A blessed and Happy Fourth of July to you all. Patriotism is a virtue, a joyous act of gratitude to God for the gift of our homeland. In the Gospel, our blessed Lord returns to his own homeland, Nazareth, but is “amazed at their lack of faith.” Because of their refusal to believe, he “was not able” to perform any mighty deeds among his own people. But: is there anything God can not do? Isn’t he all-powerful? In an absolute sense, God could force the people to believe in Him, but the Gospel shows us that He will not force us to love Him. He waits for us to choose Him freely.
Rebels
Ezekiel calls us all “rebels,” obstinate of heart, to whom He will send his prophet. Since that Original Sin, all of us have perversely refused God at one time or another. Those who signed the Declaration of Independence were called “rebels” by King George in 1776, but truly we are all rebels before God. Fortunately for us, however, God loves “rebels” enough to send us a prophet, an emissary to speak to us, to reason with us.

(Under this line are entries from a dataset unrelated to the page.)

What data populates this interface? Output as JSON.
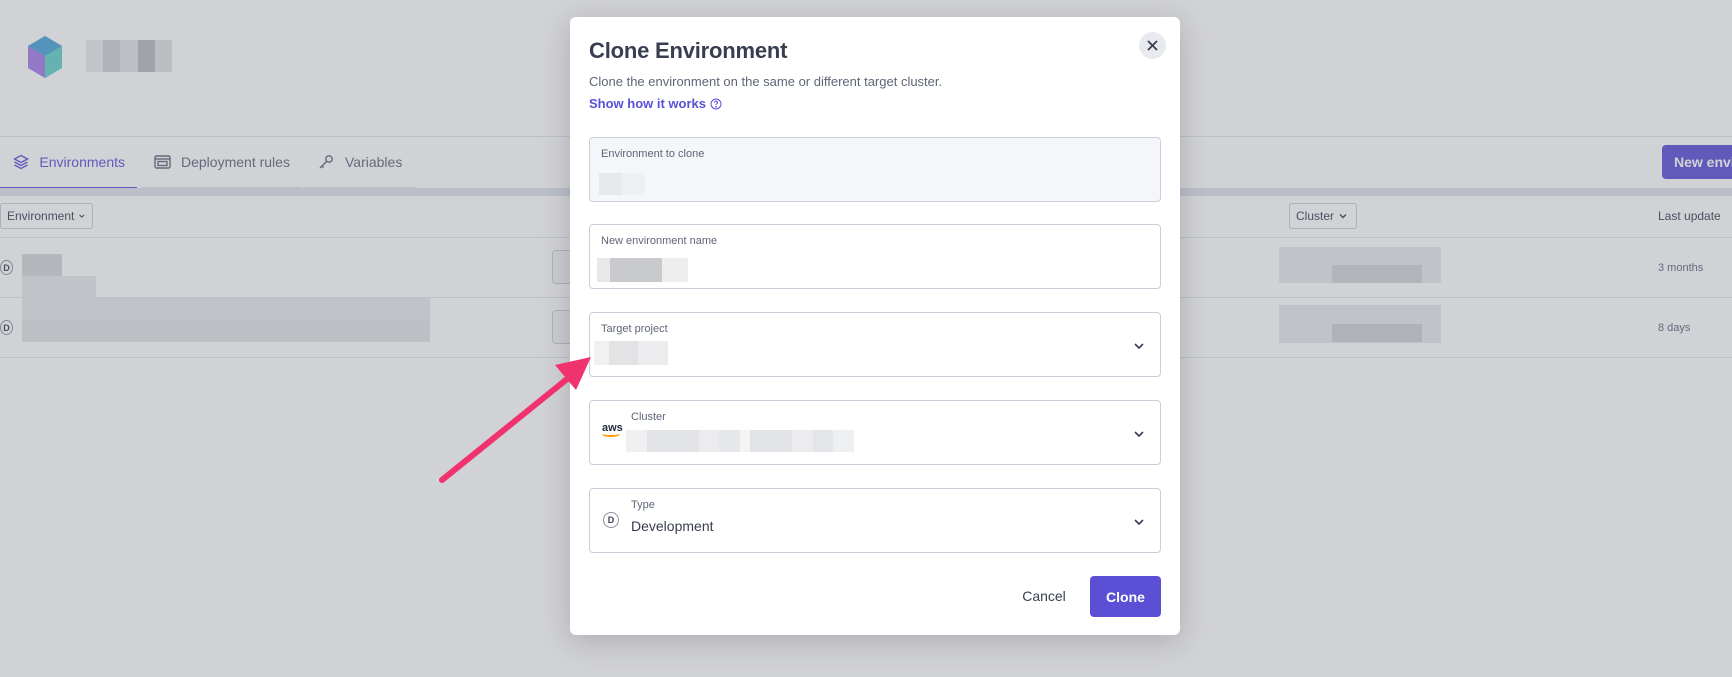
{
  "background": {
    "tabs": [
      {
        "label": "Environments",
        "icon": "layers-icon",
        "active": true
      },
      {
        "label": "Deployment rules",
        "icon": "window-icon",
        "active": false
      },
      {
        "label": "Variables",
        "icon": "key-icon",
        "active": false
      }
    ],
    "new_env_button": "New envir",
    "columns": {
      "environment": "Environment",
      "cluster": "Cluster",
      "last_update": "Last update"
    },
    "rows": [
      {
        "type_badge": "D",
        "last_update": "3 months"
      },
      {
        "type_badge": "D",
        "last_update": "8 days"
      }
    ]
  },
  "modal": {
    "title": "Clone Environment",
    "description": "Clone the environment on the same or different target cluster.",
    "how_link": "Show how it works",
    "fields": {
      "env_to_clone": {
        "label": "Environment to clone"
      },
      "new_name": {
        "label": "New environment name"
      },
      "target_project": {
        "label": "Target project"
      },
      "cluster": {
        "label": "Cluster",
        "provider": "aws"
      },
      "type": {
        "label": "Type",
        "value": "Development",
        "badge": "D"
      }
    },
    "cancel_label": "Cancel",
    "clone_label": "Clone"
  },
  "colors": {
    "accent": "#5b4fd6",
    "arrow": "#f0326f"
  }
}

I would like to quote from Ann Burleigh’s commentary in the little monthly devotional Magnificat. “In God’s plan of history,” she writes, “that mysterious drama that unites God’s providential care with our freedom—there are particular moments that reveal with glittering clarity that God is in charge. For Americans, Independence Day marks the anniversary of such a moment."
“On July 4, 1776, members of the Continental Congress approved Jefferson’s magnificent Declaration of Independence, proclaiming ‘these truths to be self-evident: that all men are created equal, that they are endowed by their Creator with certain inalienable rights, that among these are Life, Liberty, and the pursuit of Happiness.’ For the first time a nation sprang forth, not simply from the bond of people living together in a place for years, but rather from an idea, the principle of the truth of the human person as sacred and unrepeatable. “The Declaration acknowledged our origin as beings made by God, with rights God himself gave us… Our liberty arises not from us, but from the one who made us."
“Independence Day honors not our own artificial schemes of liberty and equality but the founding principle of natural law that alone protects who we are: each one of us chosen, loved, and created as free beings by God our Father. No other authority will do: nothing other than divine truth provides proper grounding for ordered liberty. On God’s authority, then, the American founders in 1776, ‘with a firm reliance on the Protection of divine providence,’ ventured forth in the great experiment, mutually pledging ‘to each other our Lives, our Fortunes, and our Sacred Honor.’”
Human Freedom
In other words, our freedom comes from God: no lesser authority is capable of respecting the human person or rightly ordering a society of free persons. If we forget or deny that it is God, not politics or technology or any human agency, that grants human freedom, we will revert to slavery, to “might makes right,” which is exactly what we sought to escape in 1776. The British Empire declared that our freedom was a gift of the king, and that the might of the Empire’s military would enforce the king’s will. The colonists declared, on this day in 1776, that they would follow a higher power than the king or the government or even the military. If we deny God’s authority, we place ourselves back under the authority of the government and the military.
All people of good will, but especially Christians, and especially the priests and bishops of the Church, must insist on this prophetic truth: God exists, and he sends prophets to reveal to men the ways of true freedom.
Let me read the preamble to the Declaration that we celebrate today: “When, in the course of human events, it becomes necessary for one people to dissolve the political bonds which have connected them with another, and to assume among the powers of the earth, the separate and equal station to which the laws of nature and of nature's God entitle them….” Our founders declared that equality and human rights are granted by “nature’s God,” not the king.
“We hold these truths to be self-evident, that all men are created equal, that they are endowed by their Creator with certain unalienable rights, that among these are life, liberty and the pursuit of happiness.” Our rights are endowments, gifts, from God. Only He can give and sustain life, freedom, and human happiness. To break these natural laws—for example, to legalize the killing of the unborn or the elderly, or to outlaw religious practices—is to revert back to “might makes right.” Only God, however, is capable of “making” what is right. That was what our founders said to King George. It is what they say to us, still, today.